千葉大学予防医学センターの近藤克則教授、花里真道准教授を中心とした研究チームは、高齢者の移動支援の1つであるグリーンスローモビリティ(以下、グリスロ:時速20km未満で公道を走ることができる電動カートを利用した移動サービス)導入前後の外出・こころ・人とのつながりの主観的変化の関連を65歳以上の利用者・非利用者599人で検証しました。
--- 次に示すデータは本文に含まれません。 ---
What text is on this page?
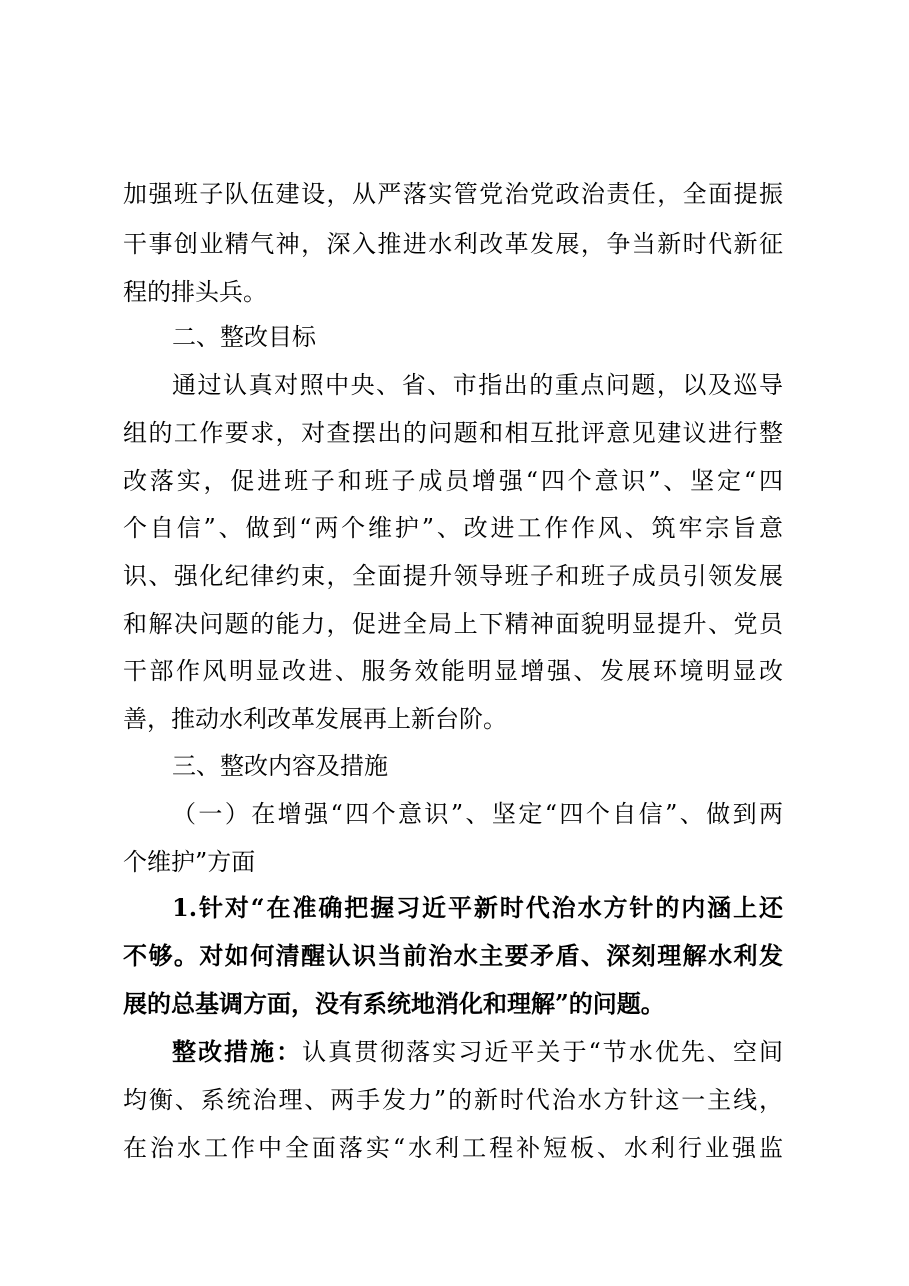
加强班子队伍建设，从严落实管党治党政治责任，全面提振
干事创业精气神，深入推进水利改革发展，争当新时代新征
程的排头兵。
二、整改目标
通过认真对照中央、省、市指出的重点问题，以及巡导
组的工作要求，对查摆出的问题和相互批评意见建议进行整
改落实，促进班子和班子成员增强“四个意识”、坚定“四
个自信”、做到“两个维护”、改进工作作风、筑牢宗旨意
识、强化纪律约束，全面提升领导班子和班子成员引领发展
和解决问题的能力，促进全局上下精神面貌明显提升、党员
干部作风明显改进、服务效能明显增强、发展环境明显改
善，推动水利改革发展再上新台阶。
三、整改内容及措施
（一）在增强“四个意识”、坚定“四个自信”、做到两
个维护”方面
1.针对“在准确把握习近平新时代治水方针的内涵上还
不够。对如何清醒认识当前治水主要矛盾、深刻理解水利发
展的总基调方面，没有系统地消化和理解”的问题。
整改措施：认真贯彻落实习近平关于“节水优先、空间
均衡、系统治理、两手发力”的新时代治水方针这一主线，
在治水工作中全面落实“水利工程补短板、水利行业强监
その結果、電動カート(グリスロ)利用者では、非利用者と比較し、以下のような導入前後の主観的な変化を感じていることがわかりました。

  • 外出機会、行動範囲の増加:1.7~1.9倍
  • 家族・家族以外と話す機会、助け合い、地域活動参加:2.8~5.2倍
  • 楽しみ、生きがい、笑い、明るい気持ちの増加:2.1~2.6倍

電動カートは外出、人とのつながり、こころに良い変化をもたらす"動く交流の場"のような機能をもち、移動支援に留まらない地域の課題を解決する可能性が示されました。今後、本成果を活用して、暮らしているだけで健康で活動的になるコミュニティ(Well Active Community)づくりの推進が期待されます。
本成果は 「老年社会科学」に2023年10月24日に掲載されました。